Libor Fixing: Lloyds Fires 8 People and Recoups £3m in Bonuses After Investigation
Lloyds Profits Jump Despite Libor Fixing Fines and Extra PPI Compensation Reuters

Lloyds Banking Group has reported a 32% surge in underlying first-half profit despite shelling out £218m in Libor fixing fines and an extra few hundred million pounds for mis-selling payment protection insurance compensation.

Lloyds revealed in its results for the first six months of this year that underlying profit grew to £3.8bn (€4.8bn, $6.4bn), from £2.9bn in the same period last year and from £3.2bn from the half year to 31 December 2013.

The bank, which is just under 25% owned by the UK government, said that improved economic conditions has help it boost profits.

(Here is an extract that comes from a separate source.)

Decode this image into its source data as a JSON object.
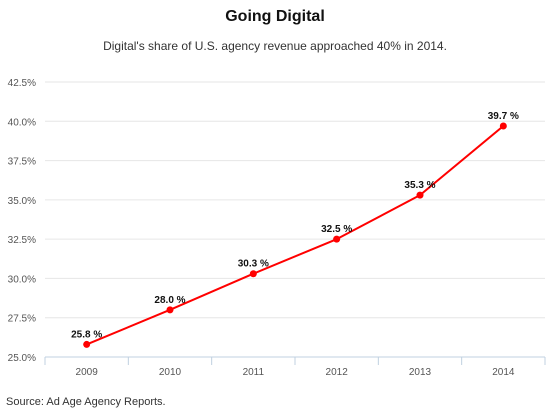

"In the first half of 2014, we continued to successfully execute our strategy, further enhancing our leading cost position and low cost of equity, by investing in the products and services our customers need and further strengthening and de-risking our balance sheet, reducing costs and increasing efficiency," said António Horta-Osório, CEO at Lloyds in a statement.

"As a result, we substantially improved our underlying financial performance and delivered a statutory profit, despite further charges for legacy issues."

Lloyds' Charges

On 28 July, Lloyds paid £61.7m to the US Commodity Futures and Trading Commission (CFTC) to settle Libor fixing charges and £50.6m to the Department of Justice.

It also forked out £105m to the UK's Financial Conduct Authority (FCA), making this bumper settlement the seventh of its kind since 2012.

Libor is a lending rate that is set by a panel of banks, which directly influences the value of trillions of dollars of financial deals.

The benchmark reference rates are used in euro, US dollar and British sterling over-the-counter (OTC) interest rate derivatives contracts and exchange traded interest rate contracts.

Lloyds also revealed that it has set aside an extra £600m, taking its total bill to over £10bn, to deal with mis-sold PPI.

Banks have now set aside around £21bn to deal with the scandal.

PPI was originally designed to provide loan repayment cover, should the customer fall ill, lose their job or have an accident.

However, millions of customers have now submitted complaints stating that that they never wanted or needed the policy in the first place.